Query Migration and Refactoring
The migration of queries involves both data transformation queries and ad hoc analytical queries. Here’s a breakdown of the main aspects to consider:
>>SQL query migration:
Automated Conversion: Use a Converter tool to automate the conversion of SQL from Redshift to Spark SQL, streamlining the migration process. Leveraging an accelerator, such as commercial static accelerators or advanced solutions like SunnyData’s LLM-powered accelerator, can further enhance efficiency and accuracy in complex SQL transformations.
Alternative Methods: While possible, custom script development or manual conversion are less recommended due to the increased effort and risk of inconsistencies - (not recommended)
>> Stored procedure migration:
Databricks does not have a specific object for stored procedures, but they can be created in Databricks Workflows as tasks.
Transform Redshift SQL patterns to Databricks SQL or PySpark to maintain functionality such as conditional statements and exception handling.
>> Considerations for common database objects and SQL patterns:
Python UDFs can be easily migrated, while Java UDFs need to be converted to SQL or Python.
Recursive CTEs and multi-statement transactions require custom solutions in PySpark and Delta Lake.
Migration Validation
Validation points:
Table existence verification: Check that all required tables have been created in Databricks.
Row and column count: Compare the number of rows and columns in each table on both platforms.
Sum of numeric columns: Calculate and compare the sum of values in numeric columns to ensure consistency.
Count of distinct values in text columns: Evaluate and compare the number of unique values in text columns.
Running parallel tests:
Run pipelines in parallel on both platforms for a period of one to two weeks to monitor and compare results.

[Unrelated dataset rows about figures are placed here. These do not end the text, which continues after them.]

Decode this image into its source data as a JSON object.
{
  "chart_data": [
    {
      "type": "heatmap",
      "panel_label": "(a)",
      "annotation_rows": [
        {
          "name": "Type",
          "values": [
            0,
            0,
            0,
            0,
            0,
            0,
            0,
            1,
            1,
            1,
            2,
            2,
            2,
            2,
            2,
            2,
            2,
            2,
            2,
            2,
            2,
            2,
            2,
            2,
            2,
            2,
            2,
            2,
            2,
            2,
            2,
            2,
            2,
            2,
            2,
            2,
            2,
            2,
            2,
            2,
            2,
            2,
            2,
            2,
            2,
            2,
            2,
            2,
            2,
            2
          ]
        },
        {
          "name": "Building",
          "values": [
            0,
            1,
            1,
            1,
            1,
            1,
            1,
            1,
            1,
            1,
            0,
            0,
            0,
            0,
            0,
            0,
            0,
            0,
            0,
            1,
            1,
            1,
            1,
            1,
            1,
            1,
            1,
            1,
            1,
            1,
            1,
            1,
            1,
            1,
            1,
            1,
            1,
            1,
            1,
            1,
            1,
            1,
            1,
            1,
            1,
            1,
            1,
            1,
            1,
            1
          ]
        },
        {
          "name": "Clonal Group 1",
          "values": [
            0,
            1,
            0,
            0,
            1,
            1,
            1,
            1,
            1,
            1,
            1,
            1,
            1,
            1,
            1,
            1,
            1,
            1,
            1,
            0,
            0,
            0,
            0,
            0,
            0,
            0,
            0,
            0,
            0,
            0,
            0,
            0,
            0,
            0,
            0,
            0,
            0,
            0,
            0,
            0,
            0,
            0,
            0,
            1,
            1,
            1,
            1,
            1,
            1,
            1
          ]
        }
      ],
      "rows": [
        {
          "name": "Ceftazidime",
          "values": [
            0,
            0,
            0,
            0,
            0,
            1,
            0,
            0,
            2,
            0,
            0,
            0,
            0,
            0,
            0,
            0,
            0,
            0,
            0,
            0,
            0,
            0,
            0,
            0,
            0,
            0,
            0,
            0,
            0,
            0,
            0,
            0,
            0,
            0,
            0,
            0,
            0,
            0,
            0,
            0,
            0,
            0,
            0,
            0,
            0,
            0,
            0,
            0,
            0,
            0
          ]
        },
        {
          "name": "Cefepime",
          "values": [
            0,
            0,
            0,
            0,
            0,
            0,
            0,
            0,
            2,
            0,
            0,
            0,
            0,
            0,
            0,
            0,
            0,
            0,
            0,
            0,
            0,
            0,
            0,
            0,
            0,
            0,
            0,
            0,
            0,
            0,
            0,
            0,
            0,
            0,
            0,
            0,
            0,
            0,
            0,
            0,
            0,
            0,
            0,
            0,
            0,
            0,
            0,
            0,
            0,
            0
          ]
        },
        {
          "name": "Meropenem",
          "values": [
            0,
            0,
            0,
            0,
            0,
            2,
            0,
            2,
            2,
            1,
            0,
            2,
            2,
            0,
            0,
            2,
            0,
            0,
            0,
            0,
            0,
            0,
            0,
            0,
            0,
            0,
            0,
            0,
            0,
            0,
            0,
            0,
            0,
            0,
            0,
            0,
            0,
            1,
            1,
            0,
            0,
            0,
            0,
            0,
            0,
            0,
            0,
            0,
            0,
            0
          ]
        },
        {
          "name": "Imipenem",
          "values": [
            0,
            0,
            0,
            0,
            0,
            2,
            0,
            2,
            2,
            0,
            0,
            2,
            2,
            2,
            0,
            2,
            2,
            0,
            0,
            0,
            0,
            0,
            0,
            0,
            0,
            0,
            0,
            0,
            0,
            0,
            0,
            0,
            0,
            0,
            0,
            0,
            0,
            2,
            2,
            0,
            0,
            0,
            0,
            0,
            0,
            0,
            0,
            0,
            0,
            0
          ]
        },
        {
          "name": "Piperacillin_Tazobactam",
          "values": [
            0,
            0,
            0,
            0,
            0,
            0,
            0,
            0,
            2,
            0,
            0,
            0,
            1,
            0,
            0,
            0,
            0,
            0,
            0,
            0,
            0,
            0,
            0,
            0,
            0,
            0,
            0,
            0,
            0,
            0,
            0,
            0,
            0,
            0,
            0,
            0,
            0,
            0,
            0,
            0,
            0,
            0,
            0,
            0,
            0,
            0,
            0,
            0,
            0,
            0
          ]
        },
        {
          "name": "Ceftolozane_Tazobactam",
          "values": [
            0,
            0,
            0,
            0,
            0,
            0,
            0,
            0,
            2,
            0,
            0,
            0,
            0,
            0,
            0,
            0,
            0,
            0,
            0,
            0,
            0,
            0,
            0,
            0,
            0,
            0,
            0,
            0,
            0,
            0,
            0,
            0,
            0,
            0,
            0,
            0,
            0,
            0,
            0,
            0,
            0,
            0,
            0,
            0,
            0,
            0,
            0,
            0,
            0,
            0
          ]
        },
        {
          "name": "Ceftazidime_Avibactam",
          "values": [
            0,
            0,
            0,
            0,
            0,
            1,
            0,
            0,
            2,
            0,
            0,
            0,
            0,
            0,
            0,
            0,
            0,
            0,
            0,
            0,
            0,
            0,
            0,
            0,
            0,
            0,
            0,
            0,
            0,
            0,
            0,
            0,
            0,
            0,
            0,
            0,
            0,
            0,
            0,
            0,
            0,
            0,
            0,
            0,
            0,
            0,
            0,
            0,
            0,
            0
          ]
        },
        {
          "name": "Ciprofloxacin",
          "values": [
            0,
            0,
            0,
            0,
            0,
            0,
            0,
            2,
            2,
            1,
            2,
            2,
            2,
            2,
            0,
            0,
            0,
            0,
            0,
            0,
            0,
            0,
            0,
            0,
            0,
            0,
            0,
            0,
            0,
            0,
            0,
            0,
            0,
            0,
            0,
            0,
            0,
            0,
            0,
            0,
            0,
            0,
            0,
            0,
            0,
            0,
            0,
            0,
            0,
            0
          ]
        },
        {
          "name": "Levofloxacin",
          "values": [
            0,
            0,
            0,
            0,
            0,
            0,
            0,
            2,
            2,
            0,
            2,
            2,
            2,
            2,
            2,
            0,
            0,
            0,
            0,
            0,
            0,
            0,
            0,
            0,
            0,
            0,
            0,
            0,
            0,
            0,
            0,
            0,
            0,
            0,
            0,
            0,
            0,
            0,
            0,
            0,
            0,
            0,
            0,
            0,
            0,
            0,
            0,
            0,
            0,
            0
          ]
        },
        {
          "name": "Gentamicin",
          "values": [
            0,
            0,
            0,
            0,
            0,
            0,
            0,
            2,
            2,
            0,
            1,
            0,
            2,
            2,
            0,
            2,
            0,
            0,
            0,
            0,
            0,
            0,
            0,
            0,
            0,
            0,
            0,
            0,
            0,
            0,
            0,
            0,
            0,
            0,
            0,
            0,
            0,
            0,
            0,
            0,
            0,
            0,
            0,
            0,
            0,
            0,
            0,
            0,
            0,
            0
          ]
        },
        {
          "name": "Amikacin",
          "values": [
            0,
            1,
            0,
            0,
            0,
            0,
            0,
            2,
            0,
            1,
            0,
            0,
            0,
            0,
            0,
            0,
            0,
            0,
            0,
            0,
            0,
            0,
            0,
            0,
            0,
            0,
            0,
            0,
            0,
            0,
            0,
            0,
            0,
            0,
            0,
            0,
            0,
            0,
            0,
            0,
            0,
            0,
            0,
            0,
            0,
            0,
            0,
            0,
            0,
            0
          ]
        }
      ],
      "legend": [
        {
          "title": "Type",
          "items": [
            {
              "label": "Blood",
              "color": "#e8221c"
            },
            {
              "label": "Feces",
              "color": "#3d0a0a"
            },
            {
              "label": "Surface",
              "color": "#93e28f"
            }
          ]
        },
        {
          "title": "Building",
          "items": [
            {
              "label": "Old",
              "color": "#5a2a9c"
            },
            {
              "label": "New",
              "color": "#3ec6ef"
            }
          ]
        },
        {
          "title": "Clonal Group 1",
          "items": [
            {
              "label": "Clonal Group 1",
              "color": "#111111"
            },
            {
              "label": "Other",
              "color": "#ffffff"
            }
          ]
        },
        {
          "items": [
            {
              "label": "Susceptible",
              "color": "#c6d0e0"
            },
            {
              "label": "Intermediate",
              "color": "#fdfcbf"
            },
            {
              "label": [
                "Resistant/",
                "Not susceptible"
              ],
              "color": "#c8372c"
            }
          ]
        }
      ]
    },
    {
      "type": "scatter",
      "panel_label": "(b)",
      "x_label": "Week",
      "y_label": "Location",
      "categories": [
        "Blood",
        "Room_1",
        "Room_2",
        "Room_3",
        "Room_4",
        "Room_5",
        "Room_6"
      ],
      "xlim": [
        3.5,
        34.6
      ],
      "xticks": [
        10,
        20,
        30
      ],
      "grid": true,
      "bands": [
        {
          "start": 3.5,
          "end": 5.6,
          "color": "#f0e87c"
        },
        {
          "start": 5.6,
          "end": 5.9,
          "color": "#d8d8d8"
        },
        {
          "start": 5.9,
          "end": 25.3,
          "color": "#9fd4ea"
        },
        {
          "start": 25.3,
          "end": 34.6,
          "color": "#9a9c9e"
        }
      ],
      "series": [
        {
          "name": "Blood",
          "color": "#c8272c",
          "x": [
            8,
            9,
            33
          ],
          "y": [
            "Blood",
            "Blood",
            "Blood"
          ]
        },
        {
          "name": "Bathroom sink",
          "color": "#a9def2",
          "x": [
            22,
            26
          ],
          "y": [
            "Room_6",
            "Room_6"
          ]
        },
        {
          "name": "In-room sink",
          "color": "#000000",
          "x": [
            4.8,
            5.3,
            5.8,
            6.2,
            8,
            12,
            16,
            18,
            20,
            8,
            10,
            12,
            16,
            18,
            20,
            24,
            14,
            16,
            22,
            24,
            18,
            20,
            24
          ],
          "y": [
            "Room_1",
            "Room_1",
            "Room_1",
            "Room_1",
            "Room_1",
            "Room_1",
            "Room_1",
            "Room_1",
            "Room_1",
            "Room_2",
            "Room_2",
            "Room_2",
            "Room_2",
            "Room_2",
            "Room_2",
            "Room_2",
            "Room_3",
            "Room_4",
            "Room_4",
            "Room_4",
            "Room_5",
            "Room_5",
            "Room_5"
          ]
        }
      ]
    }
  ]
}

This section ensures that data is migrated correctly and synchronized, minimizing the risks of inconsistencies and errors in the migration.
Seamless Integration of BI and Downstream Applications: Phase 5
The last step in the migration process is integrating downstream applications and BI tools into the new Databricks Lakehouse environment. Many organizations consolidate their data warehousing needs within Databricks SQL, which not only provides exceptional price and performance for analytics but also supports high concurrency and autoscaling SQL warehouses. Databricks SQL’s Photon engine further enhances performance, using vectorized processing for fast, efficient queries.
After data and transformation pipelines are fully migrated, ensuring continuity for downstream applications and data consumers is essential. Databricks has validated seamless integrations with widely-used BI tools, including Sigma, Tableau, Power BI and more. To switch BI workloads smoothly, repointing dashboards and reports is often as simple as updating data source names to the new Databricks tables, especially when schema consistency is maintained. If schema changes are necessary, tables and views in Databricks can be adjusted to match expected formats for BI tools.
Testing is crucial: begin with a small set of dashboards to verify smooth functionality and iterate through the rest as needed.
Conclusions and Next Steps
We’ve reached the end of this blog, and the truth is that it’s challenging to cover such a broad migration process in a concise and well-structured way for readers. In upcoming blog releases, we’ll delve deeper into specific aspects of the migration to provide even more valuable insights for our readers.
Thank you to everyone who read through to the end of the article!